Day was indicted by a grand jury in Tucson, Arizona last week on two counts of making interstate threats.

After the arrest, the FBI searched a remote property, about 30km north of Heber-Overgaard, where Day, 58, had been living.

The grand jury indictment details the online links between Day and the Australian couple Gareth and Stacey Train, who killed police officers Rachel McCrow and Matthew Arnold as well as a neighbour, Alan Dare, in Wieambilla, Queensland last year.

Those links, and Day’s subsequent alleged threats to target US law enforcement officers, may explain the decision to stage such a public arrest.

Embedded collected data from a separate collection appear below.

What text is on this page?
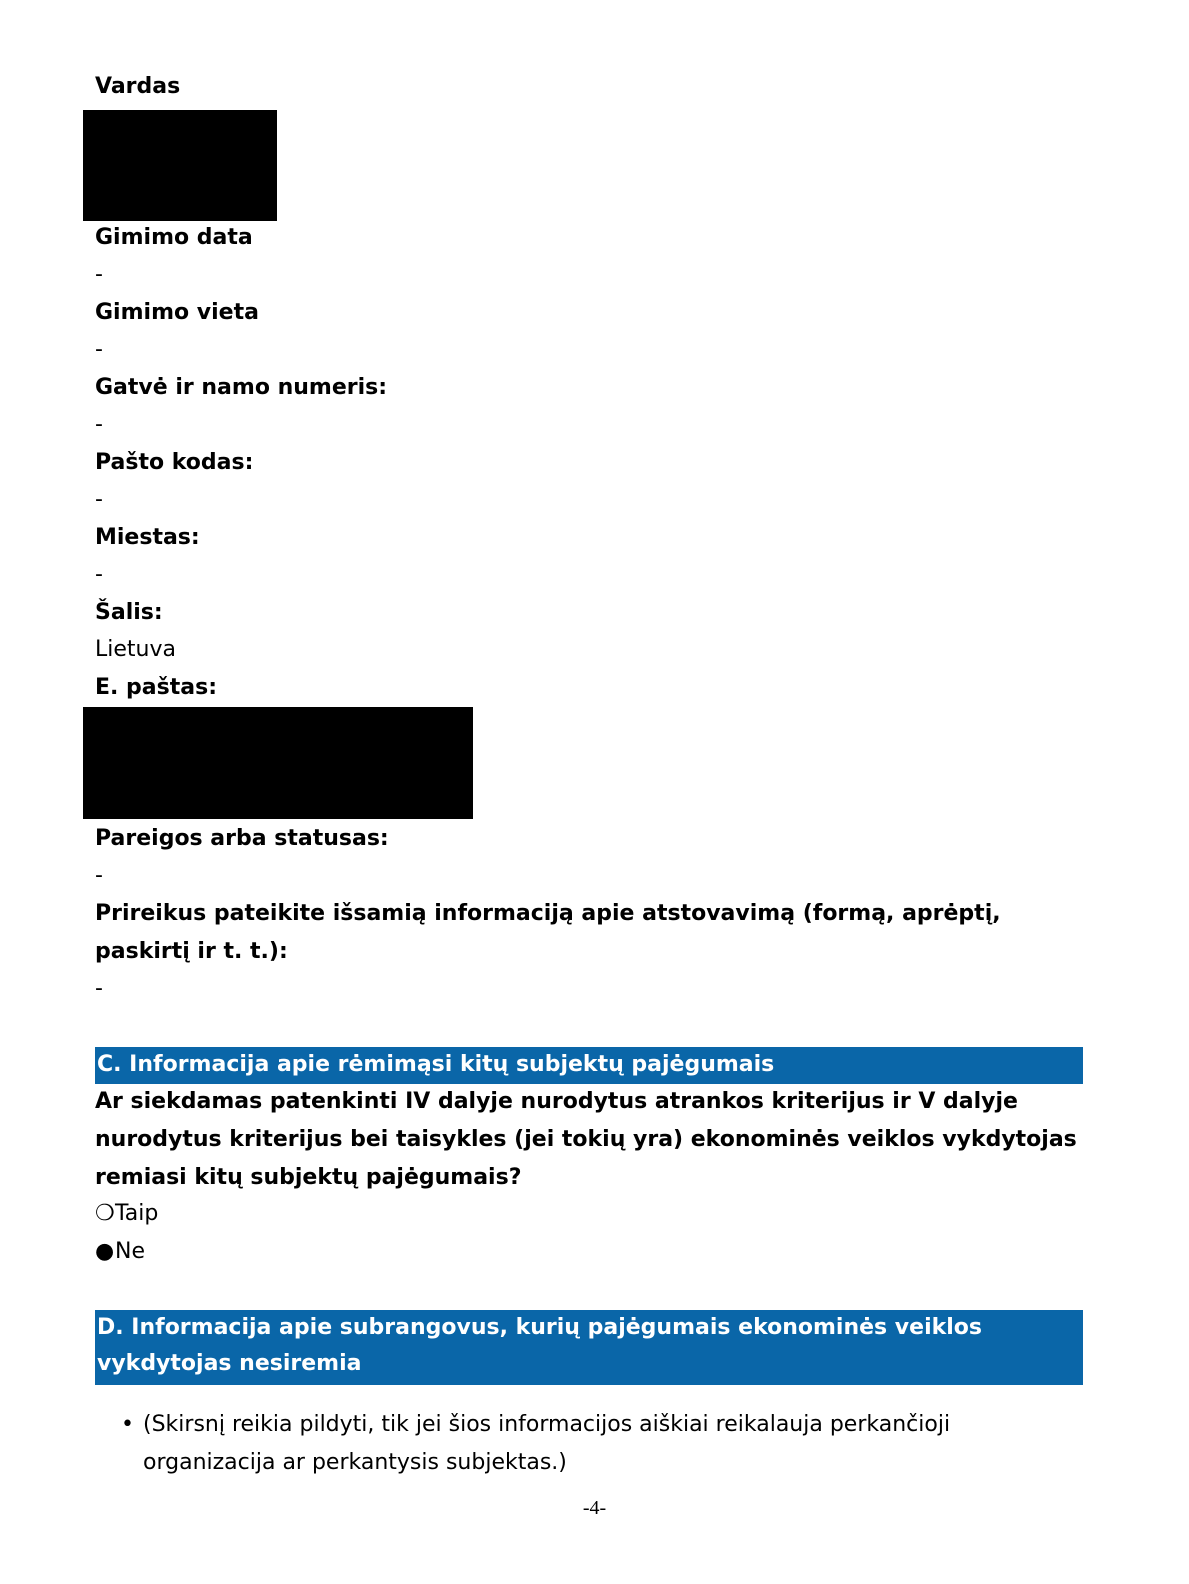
Vardas
Gimimo data
-
Gimimo vieta
-
Gatvė ir namo numeris:
-
Pašto kodas:
-
Miestas:
-
Šalis:
Lietuva
E. paštas:
Pareigos arba statusas:
-
Prireikus pateikite išsamią informaciją apie atstovavimą (formą, aprėptį, paskirtį ir t. t.):
-
C. Informacija apie rėmimąsi kitų subjektų pajėgumais
Ar siekdamas patenkinti IV dalyje nurodytus atrankos kriterijus ir V dalyje nurodytus kriterijus bei taisykles (jei tokių yra) ekonominės veiklos vykdytojas remiasi kitų subjektų pajėgumais?
❍Taip
●Ne
D. Informacija apie subrangovus, kurių pajėgumais ekonominės veiklos vykdytojas nesiremia
• (Skirsnį reikia pildyti, tik jei šios informacijos aiškiai reikalauja perkančioji organizacija ar perkantysis subjektas.)
-4-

The indictment says Day had previously acknowledged owning firearms, including a rifle and a shotgun.

After the shooting at Wieambilla, Gareth and Stacey Train posted a video on YouTube that appeared to contain a reference to Day, who they called “Don”.

“They came to kill us, and we killed them,” they said in the video. “If you don’t defend yourself against these devils and demons, you’re a coward. We’ll see you when we get home. We’ll see you at home, Don. Love you.”

Posting under the username Geronimo’s Bones, Day allegedly then made a series of comments and posts that included the threat that, “like my brother Daniel [Gareth], like my sister Jane [Stacey], it is no different for us. The devils come for us, they fucking die.”

The indictment alleges the communication contained a “true threat of violence” and that the messages amounted to “a threat to injure … any law enforcement official who comes to Day’s residence”.

Related: Wieambilla shootings: questions remain on monitoring of domestic extremists

The indictment cites another video, also posted by Day on 16 December, which states “the only language that evil ever respects, responds to or understands … is the language of virtuous violence”.

He is charged with a second count, related to an alleged threat of violence against the director-general of the World Health Organization, Tedros Adhanom Ghebreyesus.

Queensland police have described the Wieambilla attack – carried out by Gareth and Stacey Train, as well as Gareth’s brother Nathaniel – as a religiously motivated terrorist attack.

McCrow and Arnold were killed after they had attended the property to perform a welfare check on Nathaniel. Dare was killed after coming to investigate a fire that had broken out.

Later that evening, the Trains were shot dead by police.